Patients with ovarian cancer are typically diagnosed with advanced disease, when therapeutic opportunities are limited. So, it is important to be able to detect early stages of ovarian cancer using tools such as biomarkers or imaging. However, any screening programme must give sufficient clinical benefit to justify its financial costs and the anxiety or clinical complications arising from the overtreatment of patients with false-positive diagnoses.

The Prostate, Lung, Colorectal and Ovarian Screening Trial (PLCO) reported results of its ovarian cancer study, in which annual screening by the measurement of serum levels of cancer antigen 125 (CA125) and transvaginal ultrasound was compared with standard medical care (JAMA305, 2295–2303; 2011).
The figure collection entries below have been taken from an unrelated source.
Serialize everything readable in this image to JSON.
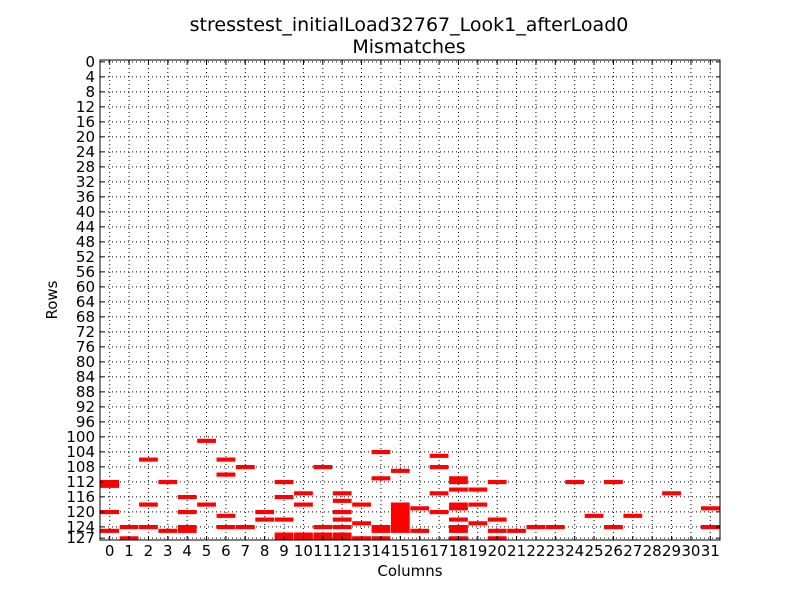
{
  "chart_data": {
    "type": "heatmap",
    "title": "stresstest_initialLoad32767_Look1_afterLoad0",
    "subtitle": "Mismatches",
    "xlabel": "Columns",
    "ylabel": "Rows",
    "xlim": [
      0,
      31
    ],
    "ylim": [
      0,
      127
    ],
    "x_ticks": [
      0,
      1,
      2,
      3,
      4,
      5,
      6,
      7,
      8,
      9,
      10,
      11,
      12,
      13,
      14,
      15,
      16,
      17,
      18,
      19,
      20,
      21,
      22,
      23,
      24,
      25,
      26,
      27,
      28,
      29,
      30,
      31
    ],
    "y_ticks": [
      0,
      4,
      8,
      12,
      16,
      20,
      24,
      28,
      32,
      36,
      40,
      44,
      48,
      52,
      56,
      60,
      64,
      68,
      72,
      76,
      80,
      84,
      88,
      92,
      96,
      100,
      104,
      108,
      112,
      116,
      120,
      124,
      127
    ],
    "grid": true,
    "mismatch_color": "#ff0000",
    "cells": [
      [
        0,
        112
      ],
      [
        0,
        113
      ],
      [
        0,
        120
      ],
      [
        0,
        125
      ],
      [
        1,
        124
      ],
      [
        1,
        127
      ],
      [
        2,
        106
      ],
      [
        2,
        118
      ],
      [
        2,
        124
      ],
      [
        3,
        112
      ],
      [
        3,
        125
      ],
      [
        4,
        116
      ],
      [
        4,
        120
      ],
      [
        4,
        124
      ],
      [
        4,
        125
      ],
      [
        5,
        101
      ],
      [
        5,
        118
      ],
      [
        6,
        106
      ],
      [
        6,
        110
      ],
      [
        6,
        121
      ],
      [
        6,
        124
      ],
      [
        7,
        108
      ],
      [
        7,
        124
      ],
      [
        8,
        120
      ],
      [
        8,
        122
      ],
      [
        9,
        112
      ],
      [
        9,
        116
      ],
      [
        9,
        122
      ],
      [
        9,
        126
      ],
      [
        9,
        127
      ],
      [
        10,
        115
      ],
      [
        10,
        118
      ],
      [
        10,
        126
      ],
      [
        10,
        127
      ],
      [
        11,
        108
      ],
      [
        11,
        124
      ],
      [
        11,
        126
      ],
      [
        11,
        127
      ],
      [
        12,
        115
      ],
      [
        12,
        117
      ],
      [
        12,
        120
      ],
      [
        12,
        122
      ],
      [
        12,
        124
      ],
      [
        12,
        126
      ],
      [
        12,
        127
      ],
      [
        13,
        118
      ],
      [
        13,
        123
      ],
      [
        13,
        127
      ],
      [
        14,
        104
      ],
      [
        14,
        111
      ],
      [
        14,
        124
      ],
      [
        14,
        125
      ],
      [
        14,
        127
      ],
      [
        15,
        109
      ],
      [
        15,
        118
      ],
      [
        15,
        119
      ],
      [
        15,
        120
      ],
      [
        15,
        121
      ],
      [
        15,
        122
      ],
      [
        15,
        123
      ],
      [
        15,
        124
      ],
      [
        15,
        125
      ],
      [
        16,
        119
      ],
      [
        16,
        125
      ],
      [
        17,
        105
      ],
      [
        17,
        108
      ],
      [
        17,
        115
      ],
      [
        17,
        120
      ],
      [
        18,
        111
      ],
      [
        18,
        112
      ],
      [
        18,
        114
      ],
      [
        18,
        118
      ],
      [
        18,
        119
      ],
      [
        18,
        122
      ],
      [
        18,
        124
      ],
      [
        18,
        125
      ],
      [
        18,
        127
      ],
      [
        19,
        114
      ],
      [
        19,
        118
      ],
      [
        19,
        123
      ],
      [
        20,
        112
      ],
      [
        20,
        122
      ],
      [
        20,
        125
      ],
      [
        20,
        127
      ],
      [
        21,
        125
      ],
      [
        22,
        124
      ],
      [
        23,
        124
      ],
      [
        24,
        112
      ],
      [
        25,
        121
      ],
      [
        26,
        112
      ],
      [
        26,
        124
      ],
      [
        27,
        121
      ],
      [
        29,
        115
      ],
      [
        31,
        119
      ],
      [
        31,
        124
      ]
    ]
  }
}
Almost 40,000 women in each group were monitored for up to 13 years.

As expected from such a programme, screening increased the number of diagnoses of ovarian cancer (212 versus 176). However, screening neither offered an overall survival benefit, nor resulted in catching the disease at earlier stages of progression. Additionally, 1,080 women underwent surgery based on false-positive screening results, and 15% of these suffered at least one serious complication, providing evidence of screening-related harm.

The results suggest that annual screening in this form is ineffective. “The concern is that the very early precancerous changes may be very difficult to detect with either the ultrasound or the CA125”, said Dr Joseph Lucci (Livescience.com, 6 Jun 2011).

It remains to be seen whether modified screening approaches will be of a greater benefit. “We are testing whether smaller rises in CA125 over time can be a better predictor”, said Dr James Benton (BBC News, 5 Jun 2011). Such results reinforce the demand for novel informative biomarkers for early ovarian cancer detection.